Red Hat Bugzilla – Bug 1274201
oo-install get stuck when running on the host to be deployed
Last modified: 2016-07-03 20:45:55 EDT
Description of problem:
oo-install get stuck when doing "Start and enable iptables service" task.
Version-Release number of selected component (if applicable):
Steps to Reproduce:
1.sh <(curl -s https://install.openshift.com/ose)
TASK: [os_firewall | Ensure firewalld service is not enabled] *****************
TASK: [os_firewall | Reload systemd units] ************************************
TASK: [os_firewall | Start and enable iptables service] ***********************
Then no response after waiting for a long time.
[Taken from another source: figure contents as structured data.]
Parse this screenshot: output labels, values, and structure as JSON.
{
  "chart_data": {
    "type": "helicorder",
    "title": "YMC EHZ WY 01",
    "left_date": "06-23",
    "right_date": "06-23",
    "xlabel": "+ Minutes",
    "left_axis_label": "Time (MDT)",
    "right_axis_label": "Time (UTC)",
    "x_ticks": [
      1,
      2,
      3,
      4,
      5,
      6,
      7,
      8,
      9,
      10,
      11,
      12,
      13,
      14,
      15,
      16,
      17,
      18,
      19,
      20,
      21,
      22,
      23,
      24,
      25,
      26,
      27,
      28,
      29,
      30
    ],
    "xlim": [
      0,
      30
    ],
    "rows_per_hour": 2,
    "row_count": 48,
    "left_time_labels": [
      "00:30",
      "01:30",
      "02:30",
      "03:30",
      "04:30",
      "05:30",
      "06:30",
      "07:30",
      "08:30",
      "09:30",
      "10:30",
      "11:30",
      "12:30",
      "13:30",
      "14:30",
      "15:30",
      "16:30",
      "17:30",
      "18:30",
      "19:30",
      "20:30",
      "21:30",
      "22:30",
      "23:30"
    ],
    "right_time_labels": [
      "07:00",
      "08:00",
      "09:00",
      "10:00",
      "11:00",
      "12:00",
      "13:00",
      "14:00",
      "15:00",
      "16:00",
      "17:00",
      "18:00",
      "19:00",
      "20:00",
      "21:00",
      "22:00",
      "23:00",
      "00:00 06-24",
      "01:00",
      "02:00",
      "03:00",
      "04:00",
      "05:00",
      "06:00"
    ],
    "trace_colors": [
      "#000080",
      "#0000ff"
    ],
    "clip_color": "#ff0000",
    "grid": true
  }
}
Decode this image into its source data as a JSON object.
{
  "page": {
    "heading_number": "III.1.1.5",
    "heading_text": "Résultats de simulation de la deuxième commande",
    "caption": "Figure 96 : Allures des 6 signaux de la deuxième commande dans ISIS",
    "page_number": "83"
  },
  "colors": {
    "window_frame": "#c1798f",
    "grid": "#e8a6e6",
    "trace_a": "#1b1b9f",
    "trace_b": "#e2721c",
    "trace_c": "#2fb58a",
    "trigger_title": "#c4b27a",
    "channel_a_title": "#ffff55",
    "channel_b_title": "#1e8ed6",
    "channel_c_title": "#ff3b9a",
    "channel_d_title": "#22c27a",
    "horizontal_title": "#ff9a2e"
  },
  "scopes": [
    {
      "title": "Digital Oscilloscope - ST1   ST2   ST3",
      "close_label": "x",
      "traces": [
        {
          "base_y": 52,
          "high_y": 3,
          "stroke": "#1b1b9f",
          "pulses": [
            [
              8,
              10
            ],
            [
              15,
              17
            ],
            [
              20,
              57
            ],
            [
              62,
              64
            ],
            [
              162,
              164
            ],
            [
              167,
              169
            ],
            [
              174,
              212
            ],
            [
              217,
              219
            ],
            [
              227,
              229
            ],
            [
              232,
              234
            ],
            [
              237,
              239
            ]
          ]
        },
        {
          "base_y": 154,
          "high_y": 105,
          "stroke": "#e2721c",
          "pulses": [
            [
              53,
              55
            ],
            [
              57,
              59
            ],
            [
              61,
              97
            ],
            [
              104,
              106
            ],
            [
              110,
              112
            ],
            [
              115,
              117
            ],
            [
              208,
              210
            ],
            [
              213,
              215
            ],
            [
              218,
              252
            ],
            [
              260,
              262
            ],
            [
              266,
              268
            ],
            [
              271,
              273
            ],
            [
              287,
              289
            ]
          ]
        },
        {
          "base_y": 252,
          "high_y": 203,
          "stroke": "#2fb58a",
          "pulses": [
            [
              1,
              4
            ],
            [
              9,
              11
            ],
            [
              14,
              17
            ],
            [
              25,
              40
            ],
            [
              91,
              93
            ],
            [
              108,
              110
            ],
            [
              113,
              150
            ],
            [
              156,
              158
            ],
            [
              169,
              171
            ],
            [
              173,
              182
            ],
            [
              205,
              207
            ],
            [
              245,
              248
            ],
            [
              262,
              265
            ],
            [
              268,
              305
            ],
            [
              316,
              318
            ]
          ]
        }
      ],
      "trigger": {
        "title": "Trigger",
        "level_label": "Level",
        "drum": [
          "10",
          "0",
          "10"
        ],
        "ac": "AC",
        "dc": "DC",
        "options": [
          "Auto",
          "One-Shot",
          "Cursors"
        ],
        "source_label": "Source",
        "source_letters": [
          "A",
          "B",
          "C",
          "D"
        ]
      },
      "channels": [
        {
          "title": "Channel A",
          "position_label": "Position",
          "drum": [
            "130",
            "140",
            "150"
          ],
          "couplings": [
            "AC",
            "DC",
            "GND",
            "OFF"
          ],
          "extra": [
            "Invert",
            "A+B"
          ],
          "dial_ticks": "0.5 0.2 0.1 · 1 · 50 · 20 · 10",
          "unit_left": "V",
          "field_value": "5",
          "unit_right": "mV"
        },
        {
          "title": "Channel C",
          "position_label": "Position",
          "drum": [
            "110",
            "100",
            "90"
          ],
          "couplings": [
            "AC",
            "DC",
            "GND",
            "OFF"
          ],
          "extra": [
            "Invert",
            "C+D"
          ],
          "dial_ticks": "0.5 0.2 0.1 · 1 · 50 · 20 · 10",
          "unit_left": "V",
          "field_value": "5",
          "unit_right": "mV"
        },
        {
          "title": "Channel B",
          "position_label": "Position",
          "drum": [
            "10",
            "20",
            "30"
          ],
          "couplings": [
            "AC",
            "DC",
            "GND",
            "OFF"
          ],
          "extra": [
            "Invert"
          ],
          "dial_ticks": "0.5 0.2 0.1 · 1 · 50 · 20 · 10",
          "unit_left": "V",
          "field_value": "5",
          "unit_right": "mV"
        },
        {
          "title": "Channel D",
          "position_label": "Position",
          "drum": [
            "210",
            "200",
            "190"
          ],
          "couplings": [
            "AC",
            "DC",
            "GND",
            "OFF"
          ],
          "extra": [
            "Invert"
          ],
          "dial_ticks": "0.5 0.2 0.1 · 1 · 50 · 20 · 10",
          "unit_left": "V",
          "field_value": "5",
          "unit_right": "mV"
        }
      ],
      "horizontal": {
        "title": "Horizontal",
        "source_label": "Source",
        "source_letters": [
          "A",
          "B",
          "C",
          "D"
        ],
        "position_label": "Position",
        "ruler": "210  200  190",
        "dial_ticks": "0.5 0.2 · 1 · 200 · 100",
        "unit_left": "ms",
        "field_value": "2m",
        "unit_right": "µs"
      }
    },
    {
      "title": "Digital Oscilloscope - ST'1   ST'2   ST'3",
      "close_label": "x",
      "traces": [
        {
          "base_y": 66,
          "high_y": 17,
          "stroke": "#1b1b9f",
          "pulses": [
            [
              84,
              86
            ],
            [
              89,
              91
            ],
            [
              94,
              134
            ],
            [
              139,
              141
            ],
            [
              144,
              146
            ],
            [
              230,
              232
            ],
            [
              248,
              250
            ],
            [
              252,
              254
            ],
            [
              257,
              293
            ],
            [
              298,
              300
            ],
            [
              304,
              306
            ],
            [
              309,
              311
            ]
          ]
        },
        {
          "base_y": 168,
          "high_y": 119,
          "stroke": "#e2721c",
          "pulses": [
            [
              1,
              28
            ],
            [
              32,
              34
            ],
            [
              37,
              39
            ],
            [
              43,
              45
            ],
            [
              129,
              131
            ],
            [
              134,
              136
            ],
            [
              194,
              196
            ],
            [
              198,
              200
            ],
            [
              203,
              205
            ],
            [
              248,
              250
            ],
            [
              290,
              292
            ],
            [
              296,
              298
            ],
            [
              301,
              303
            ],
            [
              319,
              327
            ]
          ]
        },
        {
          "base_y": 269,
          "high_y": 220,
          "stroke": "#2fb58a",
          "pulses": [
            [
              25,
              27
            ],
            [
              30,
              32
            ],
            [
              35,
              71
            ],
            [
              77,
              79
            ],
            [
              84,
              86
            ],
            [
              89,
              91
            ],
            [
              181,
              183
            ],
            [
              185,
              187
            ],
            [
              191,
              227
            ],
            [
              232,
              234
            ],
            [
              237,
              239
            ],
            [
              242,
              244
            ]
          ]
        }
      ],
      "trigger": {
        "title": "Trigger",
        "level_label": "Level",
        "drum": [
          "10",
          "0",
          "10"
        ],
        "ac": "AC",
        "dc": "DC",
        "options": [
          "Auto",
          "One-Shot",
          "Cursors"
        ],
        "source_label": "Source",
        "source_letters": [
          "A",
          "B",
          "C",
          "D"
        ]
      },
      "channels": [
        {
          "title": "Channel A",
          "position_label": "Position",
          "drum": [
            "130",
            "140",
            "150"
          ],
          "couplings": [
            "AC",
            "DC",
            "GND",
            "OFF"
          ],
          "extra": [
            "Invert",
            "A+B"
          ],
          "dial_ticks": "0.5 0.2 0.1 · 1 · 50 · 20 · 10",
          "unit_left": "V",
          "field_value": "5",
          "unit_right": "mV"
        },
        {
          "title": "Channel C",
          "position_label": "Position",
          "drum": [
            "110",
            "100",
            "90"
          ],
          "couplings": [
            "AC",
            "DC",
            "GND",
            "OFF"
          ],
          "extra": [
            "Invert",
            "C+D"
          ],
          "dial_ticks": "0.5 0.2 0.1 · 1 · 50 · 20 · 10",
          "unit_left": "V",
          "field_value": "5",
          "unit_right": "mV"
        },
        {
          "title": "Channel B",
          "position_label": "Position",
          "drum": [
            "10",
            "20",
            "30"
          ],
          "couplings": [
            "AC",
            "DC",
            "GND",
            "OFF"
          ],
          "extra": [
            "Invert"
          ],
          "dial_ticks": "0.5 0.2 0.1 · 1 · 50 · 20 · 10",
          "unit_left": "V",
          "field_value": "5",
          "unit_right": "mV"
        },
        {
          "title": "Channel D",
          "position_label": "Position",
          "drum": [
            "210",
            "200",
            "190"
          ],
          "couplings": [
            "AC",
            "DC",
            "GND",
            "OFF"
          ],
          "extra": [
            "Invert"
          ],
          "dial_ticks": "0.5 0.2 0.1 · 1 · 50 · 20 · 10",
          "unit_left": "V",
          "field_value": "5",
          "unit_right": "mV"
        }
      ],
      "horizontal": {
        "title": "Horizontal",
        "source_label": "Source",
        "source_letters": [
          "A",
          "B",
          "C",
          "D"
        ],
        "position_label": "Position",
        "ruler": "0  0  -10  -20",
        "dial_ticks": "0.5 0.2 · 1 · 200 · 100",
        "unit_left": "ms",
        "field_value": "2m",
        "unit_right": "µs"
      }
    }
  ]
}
Tried to start and enable iptables service manually on the host, both succeed.
Also tried oo-install from https://lachesis-smunilla.rhcloud.com/, which is working well.
Is this an issue that you are hitting reliably? or is it more intermittent?
Are you specifically running all services on a single host? If not, I would expect that any bug that would cause you to hit that error on the master would also affect any nodes being deployed as well.
Does the same error occur when running an advanced install or is it limited to running the installer wrapper?
The problem could also be with the base image you are using for deploying. Do you run into the same issue using a different RHEL7 base image?
Related to this is the following github issue: https://github.com/openshift/openshift-ansible/issues/747
The workaround I suggested will also apply in this case as well.
I tried the 1st workaround in https://github.com/openshift/openshift-ansible/issues/747 today, run oo-install from a separate host could work!
Change the title for more accurate.
I think what we need to do here is add a check to see if the host where the installer is running is one of the hosts that will become part of the environment. If that is the case we need to add ansible_connection=local to the inventory.
I'm a little confused about ansible_sudo=no. I understand if the installer is being run as root that sudo shouldn't be needed. However, I would expect ansible to do the right thing with a local connection and correctly sudo if needed. Jason, do you have any more detail on this?
It is a bit more complicated than that and it really comes down to if the user is really running ansible remotely or not... I believe we explicitly set sudo to false in all of the places that we execute against localhost for those reasons, but I'm not completely sure.
Either way, our goal is to use sudo anywhere the ansible user is not root for operations on a host in the deployment (avoiding sudo for the local actions used for setting groups, variables, transferring files, etc to prevent requiring root on the host running ansible if different than a host in the deployment).
Test this bug with atomic-openshift-utils-3.0.7-1.git.48.75d357c.el7aos.noarch, running installer on the master host, after input the host, the installer quit as below:
Gathering information from hosts...
sudo: invalid option -- '-'
usage: sudo [-D level] -h | -K | -k | -V
usage: sudo -v [-AknS] [-D level] [-g groupname|#gid] [-p prompt] [-u user
usage: sudo -l[l] [-AknS] [-D level] [-g groupname|#gid] [-p prompt] [-U user
name] [-u user name|#uid] [-g groupname|#gid] [command]
usage: sudo [-AbEHknPS] [-r role] [-t type] [-C fd] [-D level] [-g
groupname|#gid] [-p prompt] [-u user name|#uid] [-g groupname|#gid]
[VAR=value] [-i|-s] [<command>]
usage: sudo -e [-AknS] [-r role] [-t type] [-C fd] [-D level] [-g
groupname|#gid] [-p prompt] [-u user name|#uid] file ...
The atomic-openshift-installer requires sudo access without a password.
A lot of bugs were fixed today. This should be fixed in the latest puddle. I tried several multi-host installs as non-root where one of the systems was on of the to-be-deployed hosts.
Verify this bug with atomic-openshift-utils-3.0.7-1.git.76.c73ec7b.el7aos.noarch
Run 'atomic-openshift-installer install' on master host, the environment could be installed.